Railway Companies Meetings Act 1869
- Parliament of the United Kingdom
- Long title: An Act to repeal so much of The Regulation of Railways Act, 1868 as relates to the approval by meetings of incorporated railway companies of bills and certificates for conferring further powers on those companies.
- Citation: 32 & 33 Vict. c. 6
- Territorial extent: United Kingdom

Dates
- Royal assent: 19 April 1869
- Commencement: 19 April 1869
- Repealed: 25 August 1883

Other legislation
- Amends: Regulation of Railways Act 1868
- Repealed by: Statute Law Revision Act 1883

Status: Repealed

Text of statute as originally enacted

= Railway Companies Meetings Act 1869 =

Act of the Parliament of the United Kingdom

The Railway Companies Meetings Act 1869 (32 & 33 Vict. c. 6) was an act of the Parliament of the United Kingdom.

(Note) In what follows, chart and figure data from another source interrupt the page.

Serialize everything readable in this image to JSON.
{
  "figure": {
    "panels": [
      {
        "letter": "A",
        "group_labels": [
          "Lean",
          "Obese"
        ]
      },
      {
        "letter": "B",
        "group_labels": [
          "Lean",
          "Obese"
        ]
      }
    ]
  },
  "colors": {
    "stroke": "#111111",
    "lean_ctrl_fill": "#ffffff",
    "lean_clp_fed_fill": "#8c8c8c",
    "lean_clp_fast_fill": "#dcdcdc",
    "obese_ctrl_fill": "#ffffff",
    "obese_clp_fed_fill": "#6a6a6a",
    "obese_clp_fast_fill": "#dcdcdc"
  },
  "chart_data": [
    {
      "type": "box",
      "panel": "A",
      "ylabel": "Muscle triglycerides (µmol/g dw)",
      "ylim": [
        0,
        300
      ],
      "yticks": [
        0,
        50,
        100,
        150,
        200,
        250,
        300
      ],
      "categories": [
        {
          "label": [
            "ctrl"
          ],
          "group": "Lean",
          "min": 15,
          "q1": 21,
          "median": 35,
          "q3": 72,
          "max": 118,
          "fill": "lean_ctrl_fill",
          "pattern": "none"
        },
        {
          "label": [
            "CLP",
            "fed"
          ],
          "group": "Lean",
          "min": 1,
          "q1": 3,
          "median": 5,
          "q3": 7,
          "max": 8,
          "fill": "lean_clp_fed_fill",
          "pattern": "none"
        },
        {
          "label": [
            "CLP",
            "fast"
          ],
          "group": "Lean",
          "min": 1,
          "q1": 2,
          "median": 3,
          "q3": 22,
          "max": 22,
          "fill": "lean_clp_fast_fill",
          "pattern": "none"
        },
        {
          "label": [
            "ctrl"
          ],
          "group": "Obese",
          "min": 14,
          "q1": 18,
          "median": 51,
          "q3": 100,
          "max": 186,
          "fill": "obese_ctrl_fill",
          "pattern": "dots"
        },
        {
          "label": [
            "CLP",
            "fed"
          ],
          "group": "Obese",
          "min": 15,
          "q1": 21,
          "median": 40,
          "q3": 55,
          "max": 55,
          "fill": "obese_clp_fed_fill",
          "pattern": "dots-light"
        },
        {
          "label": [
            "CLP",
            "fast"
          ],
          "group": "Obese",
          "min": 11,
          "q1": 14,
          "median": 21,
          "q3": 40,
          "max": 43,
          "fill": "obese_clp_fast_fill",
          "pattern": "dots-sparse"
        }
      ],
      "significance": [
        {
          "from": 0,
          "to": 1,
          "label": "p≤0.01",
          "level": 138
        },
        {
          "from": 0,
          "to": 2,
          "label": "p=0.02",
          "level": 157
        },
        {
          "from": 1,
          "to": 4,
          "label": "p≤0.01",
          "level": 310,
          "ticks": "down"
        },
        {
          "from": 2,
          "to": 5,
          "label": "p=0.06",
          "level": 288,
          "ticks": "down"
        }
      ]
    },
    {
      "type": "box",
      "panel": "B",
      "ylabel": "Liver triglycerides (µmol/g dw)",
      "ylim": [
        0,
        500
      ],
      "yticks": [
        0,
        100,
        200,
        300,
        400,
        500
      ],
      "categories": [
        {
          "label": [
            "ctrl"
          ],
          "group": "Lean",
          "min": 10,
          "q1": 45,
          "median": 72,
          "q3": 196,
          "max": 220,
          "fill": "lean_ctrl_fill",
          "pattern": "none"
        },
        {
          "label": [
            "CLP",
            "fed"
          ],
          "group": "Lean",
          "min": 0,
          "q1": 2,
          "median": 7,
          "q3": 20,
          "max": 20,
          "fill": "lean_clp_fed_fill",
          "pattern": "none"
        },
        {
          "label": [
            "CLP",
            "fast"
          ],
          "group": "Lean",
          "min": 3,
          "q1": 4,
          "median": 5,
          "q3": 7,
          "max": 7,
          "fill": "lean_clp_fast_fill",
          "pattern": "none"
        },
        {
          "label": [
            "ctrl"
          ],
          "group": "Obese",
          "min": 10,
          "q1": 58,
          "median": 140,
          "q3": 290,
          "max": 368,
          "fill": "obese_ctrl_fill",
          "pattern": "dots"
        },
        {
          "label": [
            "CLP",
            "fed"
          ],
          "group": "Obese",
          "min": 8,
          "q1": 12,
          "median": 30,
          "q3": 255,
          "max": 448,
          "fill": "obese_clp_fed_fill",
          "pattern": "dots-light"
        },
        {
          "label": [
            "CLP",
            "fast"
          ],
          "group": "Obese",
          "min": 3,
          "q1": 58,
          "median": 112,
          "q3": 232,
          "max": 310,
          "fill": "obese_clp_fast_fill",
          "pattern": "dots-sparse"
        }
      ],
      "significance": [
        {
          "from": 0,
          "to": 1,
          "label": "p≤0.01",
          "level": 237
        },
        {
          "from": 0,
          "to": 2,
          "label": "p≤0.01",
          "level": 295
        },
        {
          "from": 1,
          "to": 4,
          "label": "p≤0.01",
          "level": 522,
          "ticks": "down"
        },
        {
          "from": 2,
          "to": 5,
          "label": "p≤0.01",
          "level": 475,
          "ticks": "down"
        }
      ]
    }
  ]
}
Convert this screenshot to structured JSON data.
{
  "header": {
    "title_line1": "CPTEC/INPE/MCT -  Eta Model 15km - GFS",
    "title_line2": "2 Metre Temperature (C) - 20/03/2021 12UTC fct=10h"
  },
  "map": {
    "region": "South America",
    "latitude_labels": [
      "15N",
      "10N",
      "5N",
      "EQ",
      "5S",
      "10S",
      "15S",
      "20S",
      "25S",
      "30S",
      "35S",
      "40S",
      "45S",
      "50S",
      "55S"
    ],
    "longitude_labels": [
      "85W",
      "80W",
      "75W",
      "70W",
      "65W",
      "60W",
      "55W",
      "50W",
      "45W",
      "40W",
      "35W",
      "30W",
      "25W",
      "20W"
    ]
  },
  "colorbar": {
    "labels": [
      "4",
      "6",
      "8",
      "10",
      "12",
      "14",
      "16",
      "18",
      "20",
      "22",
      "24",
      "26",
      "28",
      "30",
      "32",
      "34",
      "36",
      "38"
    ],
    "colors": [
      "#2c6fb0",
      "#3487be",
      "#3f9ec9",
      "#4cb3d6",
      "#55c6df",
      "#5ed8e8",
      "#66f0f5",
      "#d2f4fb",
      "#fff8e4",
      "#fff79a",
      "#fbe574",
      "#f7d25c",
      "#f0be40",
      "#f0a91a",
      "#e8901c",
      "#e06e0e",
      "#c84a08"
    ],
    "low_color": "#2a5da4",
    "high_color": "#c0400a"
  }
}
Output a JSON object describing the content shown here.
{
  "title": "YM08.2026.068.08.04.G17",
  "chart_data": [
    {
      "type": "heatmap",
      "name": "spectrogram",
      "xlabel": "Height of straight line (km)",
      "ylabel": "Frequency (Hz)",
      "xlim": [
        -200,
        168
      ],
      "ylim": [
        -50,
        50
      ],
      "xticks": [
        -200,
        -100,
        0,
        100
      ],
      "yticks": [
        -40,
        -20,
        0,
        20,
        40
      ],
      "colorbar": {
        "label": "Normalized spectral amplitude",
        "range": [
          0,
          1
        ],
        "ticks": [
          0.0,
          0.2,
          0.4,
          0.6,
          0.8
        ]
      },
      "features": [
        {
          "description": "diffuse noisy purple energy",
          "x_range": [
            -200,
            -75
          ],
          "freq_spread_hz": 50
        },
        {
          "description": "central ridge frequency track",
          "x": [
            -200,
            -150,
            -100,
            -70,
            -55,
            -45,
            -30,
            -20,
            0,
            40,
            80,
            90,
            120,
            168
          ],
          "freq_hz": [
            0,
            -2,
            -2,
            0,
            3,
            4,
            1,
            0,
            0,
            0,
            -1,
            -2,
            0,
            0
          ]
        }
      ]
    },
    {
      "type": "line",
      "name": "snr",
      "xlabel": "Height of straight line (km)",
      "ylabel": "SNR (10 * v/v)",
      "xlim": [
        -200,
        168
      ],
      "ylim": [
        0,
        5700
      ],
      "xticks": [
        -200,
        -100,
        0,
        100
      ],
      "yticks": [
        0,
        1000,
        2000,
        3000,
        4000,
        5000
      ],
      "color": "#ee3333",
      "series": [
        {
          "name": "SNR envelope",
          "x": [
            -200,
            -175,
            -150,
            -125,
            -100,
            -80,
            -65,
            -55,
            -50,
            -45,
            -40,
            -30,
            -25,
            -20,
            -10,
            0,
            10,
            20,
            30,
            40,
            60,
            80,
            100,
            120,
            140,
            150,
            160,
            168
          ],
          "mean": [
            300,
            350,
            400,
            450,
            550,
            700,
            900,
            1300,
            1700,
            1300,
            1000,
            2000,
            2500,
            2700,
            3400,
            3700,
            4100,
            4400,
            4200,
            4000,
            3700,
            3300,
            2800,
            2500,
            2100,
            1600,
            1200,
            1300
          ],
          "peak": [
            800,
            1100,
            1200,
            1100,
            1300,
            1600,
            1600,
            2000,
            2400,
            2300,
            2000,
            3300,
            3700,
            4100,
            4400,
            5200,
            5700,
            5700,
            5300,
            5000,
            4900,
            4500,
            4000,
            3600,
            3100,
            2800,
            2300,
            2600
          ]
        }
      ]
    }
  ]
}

It repealed section 35 of the Regulation of Railways Act 1868 (31 & 32 Vict. c. 119), which related "to meetings of incorporated railway companies and the approval by such meetings of bills and certificates for conferring additional powers on those companies", with regard to any bill put before Parliament, or any application for a certificate made by a company, after 1 February 1869.

== Subsequent developments ==
The whole act was repealed by section 1 of, and the schedule to, the Statute Law Revision Act 1883 (46 & 47 Vict. c. 39), which came into force on 25 August 1883.